According to a study, when you tuck into a bowl (of oats) in the morning, you’re consuming minerals like manganese, iron, magnesium and zinc along with B vitamins.

Oats can be topped with a variety of healthy ingredients

According to the Heart and Stroke Foundation of South Africa, you can add toppings that are high in protein and good fat to balance the high carb content of a muesli bowl.

Try almond, peanut, walnut, or pecan nuts; chia, hemp, or crushed flax seeds; or nut butters like almond or peanut butter.

These include even more fibre, protein and unsaturated fats. Another choice is fresh fruit; the National Institute on Ageing suggests sliced blueberries, raspberries, or strawberries for extra fibre and nutrients.

Oats help support healthy digestion

The National Institutes of Health (NIH) notes that while the fibre in oats is beneficial for your general health, a healthy digestive system depends heavily on it.

According to the Harvard TH Chan School of Public Health and the Mayo Clinic, oats offer both soluble and insoluble fibre, which encourages regularity.

Prebiotic qualities are found in soluble fibre sources, according to research from Oregon State University.
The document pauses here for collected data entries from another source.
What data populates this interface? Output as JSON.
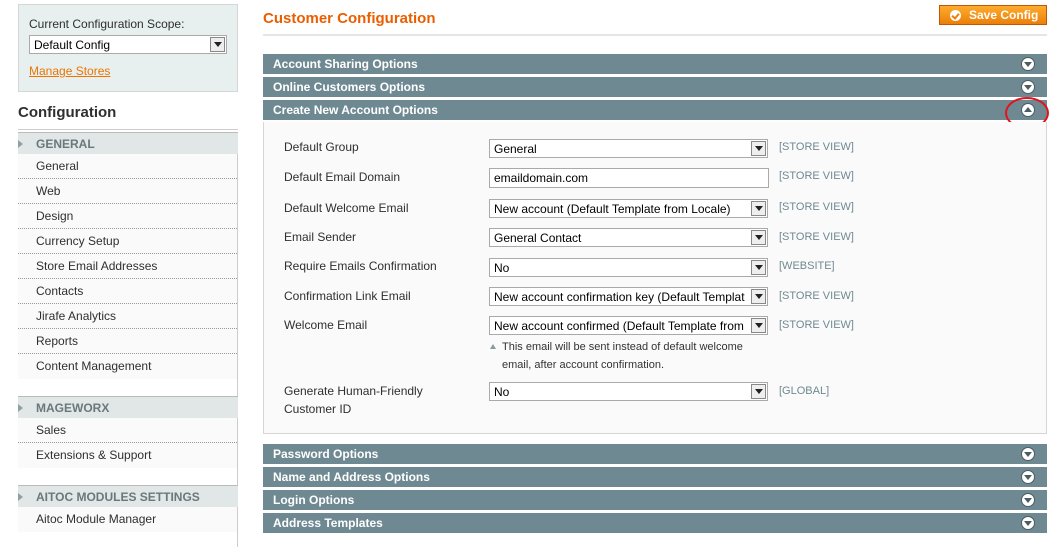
{
  "sidebar": {
    "scope_label": "Current Configuration Scope:",
    "scope_value": "Default Config",
    "manage_stores": "Manage Stores",
    "title": "Configuration",
    "groups": [
      {
        "title": "GENERAL",
        "items": [
          "General",
          "Web",
          "Design",
          "Currency Setup",
          "Store Email Addresses",
          "Contacts",
          "Jirafe Analytics",
          "Reports",
          "Content Management"
        ]
      },
      {
        "title": "MAGEWORX",
        "items": [
          "Sales",
          "Extensions & Support"
        ]
      },
      {
        "title": "AITOC MODULES SETTINGS",
        "items": [
          "Aitoc Module Manager"
        ]
      }
    ]
  },
  "main": {
    "title": "Customer Configuration",
    "save_label": "Save Config",
    "sections_top": [
      "Account Sharing Options",
      "Online Customers Options",
      "Create New Account Options"
    ],
    "sections_bottom": [
      "Password Options",
      "Name and Address Options",
      "Login Options",
      "Address Templates"
    ],
    "fields": [
      {
        "label": "Default Group",
        "value": "General",
        "scope": "[STORE VIEW]"
      },
      {
        "label": "Default Email Domain",
        "value": "emaildomain.com",
        "scope": "[STORE VIEW]"
      },
      {
        "label": "Default Welcome Email",
        "value": "New account (Default Template from Locale)",
        "scope": "[STORE VIEW]"
      },
      {
        "label": "Email Sender",
        "value": "General Contact",
        "scope": "[STORE VIEW]"
      },
      {
        "label": "Require Emails Confirmation",
        "value": "No",
        "scope": "[WEBSITE]"
      },
      {
        "label": "Confirmation Link Email",
        "value": "New account confirmation key (Default Templat",
        "scope": "[STORE VIEW]"
      },
      {
        "label": "Welcome Email",
        "value": "New account confirmed (Default Template from",
        "scope": "[STORE VIEW]"
      },
      {
        "label": "Generate Human-Friendly Customer ID",
        "value": "No",
        "scope": "[GLOBAL]"
      }
    ],
    "welcome_note": "This email will be sent instead of default welcome email, after account confirmation.",
    "icons": {
      "collapsed": "chevron-down-icon",
      "expanded": "chevron-up-icon",
      "save": "check-circle-icon"
    }
  }
}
This may contribute to a better microbiome by nourishing the beneficial bacteria in the stomach.

Oats may increase your body’s immunity and provide you more energy

According to the study, when you tuck into a bowl in the morning, you’re consuming minerals like manganese, iron, magnesium, and zinc along with B vitamins.

For instance, the Food and Drug Administration states that one cup of cooked oats has approximately 2 milligrammes of iron, or 11% of your Daily Values.

Iron, as the NIH notes, gives the body energy and aids in starting the process of transferring oxygen from your lungs throughout your body.

Additionally, the NIH states that 2mg of zinc, or 18% of your daily requirement, is found in oats. Zinc is a vitamin required for immunological function.

Antioxidants included in oats help shield the body from disease

Antioxidants that fight disease are often associated with fruits and vegetables, but your bowl of muesli is packed with them as well.

According to a research cited by WebMD, oats provide a variety of antioxidants that enhance gut microbial health and may lower the risk of chronic disease, among other benefits.

Really, you don’t need an excuse to reach for a spoon.